Le diable s’habille en Quechua

Vous êtes prêts à vous rendre au séminaire de direction.

Mais avez vous réglé la délicate question du « dress code » ?OH ! En temps normal (la semaine), les codes vestimentaires au sein du comité de direction obéissent à une sorte de Yalta immuable. Chacun est à sa place : le PDG porte logiquement les complets les mieux coupés, le DAF (Directeur Administratif et Financier) les plus gris, les autres adaptent leur mise à leur position dans l’organigramme. Parfois, la fantaisie parvient à se loger dans quelques détails insignifiants : les impossibles chaussettes Tintin du directeur informatique (« je m’habille en costume mais je suis tellement cool, au fond »), l’étole rouille orangée de la DRH ou la montre « oversized »du directeur des ventes. Rien de plus.

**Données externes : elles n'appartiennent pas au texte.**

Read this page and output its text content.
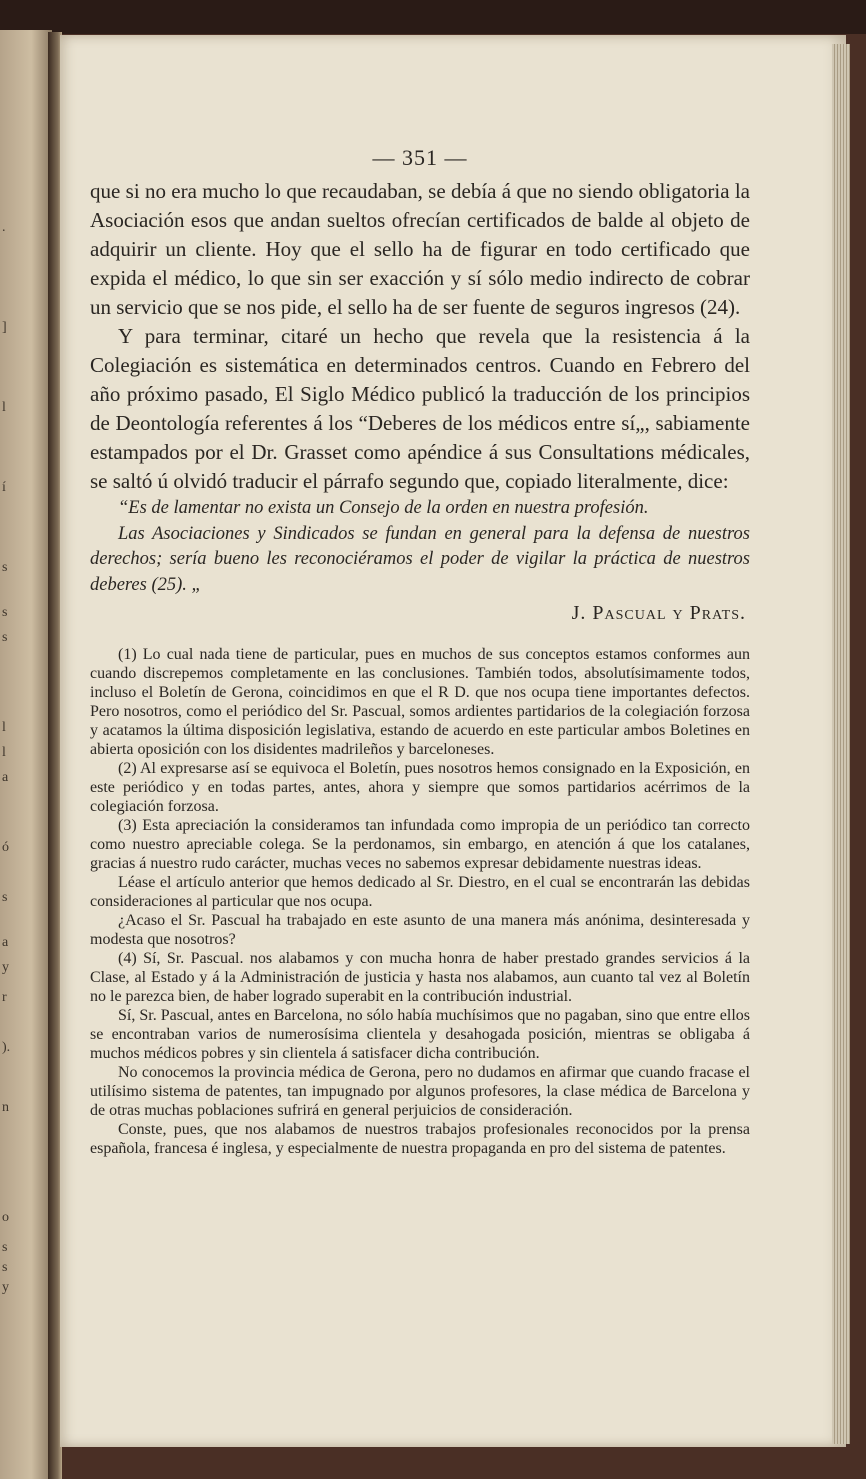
.
]
l
í
s
s
s
l
l
a
ó
s
a
y
r
).
n
o
s
s
y

— 351 —

que si no era mucho lo que recaudaban, se debía á que no siendo obligatoria la Asociación esos que andan sueltos ofrecían certificados de balde al objeto de adquirir un cliente. Hoy que el sello ha de figurar en todo certificado que expida el médico, lo que sin ser exacción y sí sólo medio indirecto de cobrar un servicio que se nos pide, el sello ha de ser fuente de seguros ingresos (24).

Y para terminar, citaré un hecho que revela que la resistencia á la Colegiación es sistemática en determinados centros. Cuando en Febrero del año próximo pasado, El Siglo Médico publicó la traducción de los principios de Deontología referentes á los “Deberes de los médicos entre sí„, sabiamente estampados por el Dr. Grasset como apéndice á sus Consultations médicales, se saltó ú olvidó traducir el párrafo segundo que, copiado literalmente, dice:

“Es de lamentar no exista un Consejo de la orden en nuestra profesión.

Las Asociaciones y Sindicados se fundan en general para la defensa de nuestros derechos; sería bueno les reconociéramos el poder de vigilar la práctica de nuestros deberes (25). „

J. Pascual y Prats.

(1) Lo cual nada tiene de particular, pues en muchos de sus conceptos estamos conformes aun cuando discrepemos completamente en las conclusiones. También todos, absolutísimamente todos, incluso el Boletín de Gerona, coincidimos en que el R D. que nos ocupa tiene importantes defectos. Pero nosotros, como el periódico del Sr. Pascual, somos ardientes partidarios de la colegiación forzosa y acatamos la última disposición legislativa, estando de acuerdo en este particular ambos Boletines en abierta oposición con los disidentes madrileños y barceloneses.

(2) Al expresarse así se equivoca el Boletín, pues nosotros hemos consignado en la Exposición, en este periódico y en todas partes, antes, ahora y siempre que somos partidarios acérrimos de la colegiación forzosa.

(3) Esta apreciación la consideramos tan infundada como impropia de un periódico tan correcto como nuestro apreciable colega. Se la perdonamos, sin embargo, en atención á que los catalanes, gracias á nuestro rudo carácter, muchas veces no sabemos expresar debidamente nuestras ideas.

Léase el artículo anterior que hemos dedicado al Sr. Diestro, en el cual se encontrarán las debidas consideraciones al particular que nos ocupa.

¿Acaso el Sr. Pascual ha trabajado en este asunto de una manera más anónima, desinteresada y modesta que nosotros?

(4) Sí, Sr. Pascual. nos alabamos y con mucha honra de haber prestado grandes servicios á la Clase, al Estado y á la Administración de justicia y hasta nos alabamos, aun cuanto tal vez al Boletín no le parezca bien, de haber logrado superabit en la contribución industrial.

Sí, Sr. Pascual, antes en Barcelona, no sólo había muchísimos que no pagaban, sino que entre ellos se encontraban varios de numerosísima clientela y desahogada posición, mientras se obligaba á muchos médicos pobres y sin clientela á satisfacer dicha contribución.

No conocemos la provincia médica de Gerona, pero no dudamos en afirmar que cuando fracase el utilísimo sistema de patentes, tan impugnado por algunos profesores, la clase médica de Barcelona y de otras muchas poblaciones sufrirá en general perjuicios de consideración.

Conste, pues, que nos alabamos de nuestros trabajos profesionales reconocidos por la prensa española, francesa é inglesa, y especialmente de nuestra propaganda en pro del sistema de patentes.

Mais les repères se brouillent quand vient le séminaire de direction. Le cadre inhabituel, un petit manoir bas-normand,le calendrier du vendredi midi au dimanche matin et l’importance du travail à accomplir: cohésion de groupe et identification des relais de croissance…Tout conduit à adopter une tenue dérogatoire dont l’objectif est de laisser transparaitre le moi sans trop le révéler. C’est le week end, certes, mais vous êtes au travail.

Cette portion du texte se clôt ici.